With 2 kg of each solvent, maximum capacity is:
- A phase: 1.5sB × 2 = 3sB g
- B phase: sB × 2 = 2sB g
- Total = 5sB g
Distribution Calculation
At equilibrium, the ratio of concentrations equals the solubility ratio:
x/2 ÷ (100−x)/2 = 1.5
Which simplifies to:
x = 1.5(100 − x)
x = 150 − 1.5x
2.5x = 150
x = 60 g in A (40 g in B)
Total capacity exceeds 100 g since 5sB > 100, where
sB = 100/5 = 20 g/kg.
Verification
The fraction going to A is:
sA /(sA + sB) = 1.5/(1.5+1) = 1.5/2.5 = 0.6
So 0.6 × 100 = 60 g, confirming equal volumes cancel out.

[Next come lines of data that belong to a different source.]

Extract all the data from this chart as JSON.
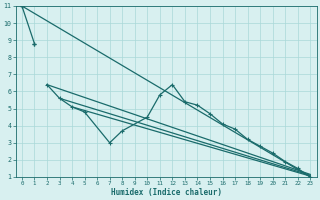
{
  "xlabel": "Humidex (Indice chaleur)",
  "bg_color": "#d8f0f0",
  "grid_color": "#aad8d8",
  "line_color": "#1a6b6b",
  "xlim": [
    -0.5,
    23.5
  ],
  "ylim": [
    1,
    11
  ],
  "xticks": [
    0,
    1,
    2,
    3,
    4,
    5,
    6,
    7,
    8,
    9,
    10,
    11,
    12,
    13,
    14,
    15,
    16,
    17,
    18,
    19,
    20,
    21,
    22,
    23
  ],
  "yticks": [
    1,
    2,
    3,
    4,
    5,
    6,
    7,
    8,
    9,
    10,
    11
  ],
  "line1": {
    "x": [
      0,
      1,
      22,
      23
    ],
    "y": [
      11.0,
      8.8,
      1.2,
      1.0
    ]
  },
  "line2": {
    "x": [
      2,
      22
    ],
    "y": [
      6.4,
      1.2
    ]
  },
  "line3": {
    "x": [
      3,
      22
    ],
    "y": [
      5.6,
      1.15
    ]
  },
  "line4": {
    "x": [
      4,
      22
    ],
    "y": [
      5.1,
      1.1
    ]
  },
  "wavy": {
    "x": [
      2,
      3,
      4,
      5,
      7,
      8,
      10,
      11,
      12,
      13,
      14,
      15,
      16,
      17,
      18,
      19,
      20,
      21,
      22,
      23
    ],
    "y": [
      6.4,
      5.6,
      5.1,
      4.8,
      3.0,
      3.7,
      4.5,
      5.8,
      6.4,
      5.4,
      5.2,
      4.7,
      4.1,
      3.8,
      3.2,
      2.8,
      2.4,
      1.9,
      1.5,
      1.0
    ]
  }
}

This assumes ideal distribution without adsorption or volume change.
Introduction to Solubility in Immiscible Solvents
In solubility in immiscible solvents, a solute partitions between non-mixing phases like water and chloroform based on relative affinities, key for extraction in biotech and GATE/IIT JAM prep. This GATE 2020 BT question exemplifies solute distribution equilibrium with 100 g S in 2 kg each of A and B, where S is 1.5x more soluble in A.
Step-by-Step Solution
Define sB as solubility in B (g/kg), so sA = 1.5sB.
Let x g dissolve in A: concentration = x/2.
In B: (100−x)/2.
Equilibrium: x/2 ÷ (100−x)/2 = 1.5 ⇒ x = 60 g.
Verify capacity: 5sB = 100 → sB = 20 g/kg, feasible.
Distribution Table
| Phase | Mass Solvent (kg) | Solubility (g/kg) | Max Capacity (g) | Equilibrium Amount (g) |
|---|---|---|---|---|
| A | 2 | 30 | 60 | 60 |
| B | 2 | 20 | 40 | 40 |
| Total | 4 | – | 100 | 100 |
Exam Relevance for IIT JAM/GATE
Ideal for biotechnology entrance exams; practice similar solute distribution problems to ace numericals. No options given—fill-in-the-blank answer is 60 g.